Siğillerdeki çoğalma ve büyüme periyodu genellikle 3-6 aydır. Eğer bu dönemde tedavi olur iseniz üç sonuçla karşılaşırsınız. Siğiller yok edildikten ortalama 9 ay sonra;
- “klinik iyileşme” safhasına girebilir yada,
- “tekrarlayan ve nüks” eden safhaya girebilir yada,
- “latent enfeksiyon” olarak virüsün uykuda olduğu sessiz enfeksiyon şekline dönüşebilir.
HPV infeksiyonu sonucu ortaya çıkan kondilomlarda tedavi bu lezyonların yok edilmesi esasına dayanır. Lezyonların ortadan kaldırılması akut semptomları ortadan kaldırmasına rağmen subklinik infeksiyonu (gizli infeksiyon) ortadan kaldıramayabilir. Tedavide kullanılan yöntemler hekim tarafından belirlenir.
Klinik iyileşme olana kadar bu safhada daima kanser öncesi lezyonların ve kanser oluşumunu riski vardır. Yüksek riskli HPV tipleriyle infekte hücreler diferansiye olamaz ve bunlarda viral siklusun tamamlanabilmesi mümkün olmaz. Bu safhada yüksek dereceli displazi (kanser öncesi lezyonlar) ve invaziv kansere kadar ilerleyen değişimler görülür.
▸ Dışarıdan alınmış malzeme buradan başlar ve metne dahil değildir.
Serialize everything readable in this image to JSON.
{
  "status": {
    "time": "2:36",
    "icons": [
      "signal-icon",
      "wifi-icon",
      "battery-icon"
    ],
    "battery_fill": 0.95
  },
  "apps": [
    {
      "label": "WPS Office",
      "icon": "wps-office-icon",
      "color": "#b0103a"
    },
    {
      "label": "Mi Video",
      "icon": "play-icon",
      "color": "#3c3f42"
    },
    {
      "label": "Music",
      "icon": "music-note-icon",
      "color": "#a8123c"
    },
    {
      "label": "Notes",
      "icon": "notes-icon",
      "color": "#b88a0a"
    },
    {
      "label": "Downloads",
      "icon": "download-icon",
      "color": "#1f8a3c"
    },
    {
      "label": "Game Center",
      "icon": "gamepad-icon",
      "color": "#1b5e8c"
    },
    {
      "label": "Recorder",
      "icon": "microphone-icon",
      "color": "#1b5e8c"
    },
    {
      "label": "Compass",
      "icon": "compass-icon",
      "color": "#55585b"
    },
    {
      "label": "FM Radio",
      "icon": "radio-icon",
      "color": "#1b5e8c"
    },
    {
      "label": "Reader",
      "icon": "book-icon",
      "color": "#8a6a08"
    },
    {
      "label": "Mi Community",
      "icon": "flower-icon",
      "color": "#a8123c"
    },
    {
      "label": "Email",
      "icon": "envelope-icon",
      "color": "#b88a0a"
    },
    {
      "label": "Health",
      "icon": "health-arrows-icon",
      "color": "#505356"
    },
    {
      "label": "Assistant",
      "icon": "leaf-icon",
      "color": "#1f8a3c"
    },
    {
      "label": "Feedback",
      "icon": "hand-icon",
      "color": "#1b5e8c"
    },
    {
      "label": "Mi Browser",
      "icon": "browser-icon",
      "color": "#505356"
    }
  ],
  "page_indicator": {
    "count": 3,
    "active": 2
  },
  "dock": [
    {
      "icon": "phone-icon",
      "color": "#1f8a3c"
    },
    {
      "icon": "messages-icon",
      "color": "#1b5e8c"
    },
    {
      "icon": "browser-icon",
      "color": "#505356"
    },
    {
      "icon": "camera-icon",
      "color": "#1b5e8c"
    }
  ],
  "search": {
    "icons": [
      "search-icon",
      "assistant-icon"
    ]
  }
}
HPV ile temas sonrası hangi tür infeksiyonun gelişeceği birçok faktörün etkisine bağlıdır, çünkü tüm HPV infeksiyonlarının sadece %10 kadarı kondilom olarak klinik belirti verirken, %1’den az bir kısmı ise kanserojen değişikliklere ilerler. Bununla birlikte de rahim ağzı kanserlerinin % 95’inden fazlası ne yazık ki HPV enfeksiyona bağlıdır. HPV infeksiyonlarının sıklığı yaş gruplarına göre değişiklik gösterir.
HPV infeksiyonunun uzun sürede oluşabilecek en önemli komplikasyonu serviks yani rahim ağzı kanseridir. Bu kansere dönüşümün önlenmesine yönelik olarak akut dönemde kondilomların yok edilmesi yeterli bir korunma sağlayamayabilir, çünkü tedavi alternatifleri genellikle belirti vermeye sessiz enfeksiyona (subklinik infeksiyona) karşı yetersiz kalır. Bu hastaların rahim ağzı kanseri geliştirme riski açısından yakın takip edilmeleri ve gerekli testleri yaptırmaları elzemdir.
HPV enfeksiyonunu rahim ağzı kanseri dışında hem kadınlarda hem de erkeklerde anüs ve ağız-boğaz kanserine, erkeklerde ek olarak penis kanserine de sebep olabileceği unutulmamalıdır.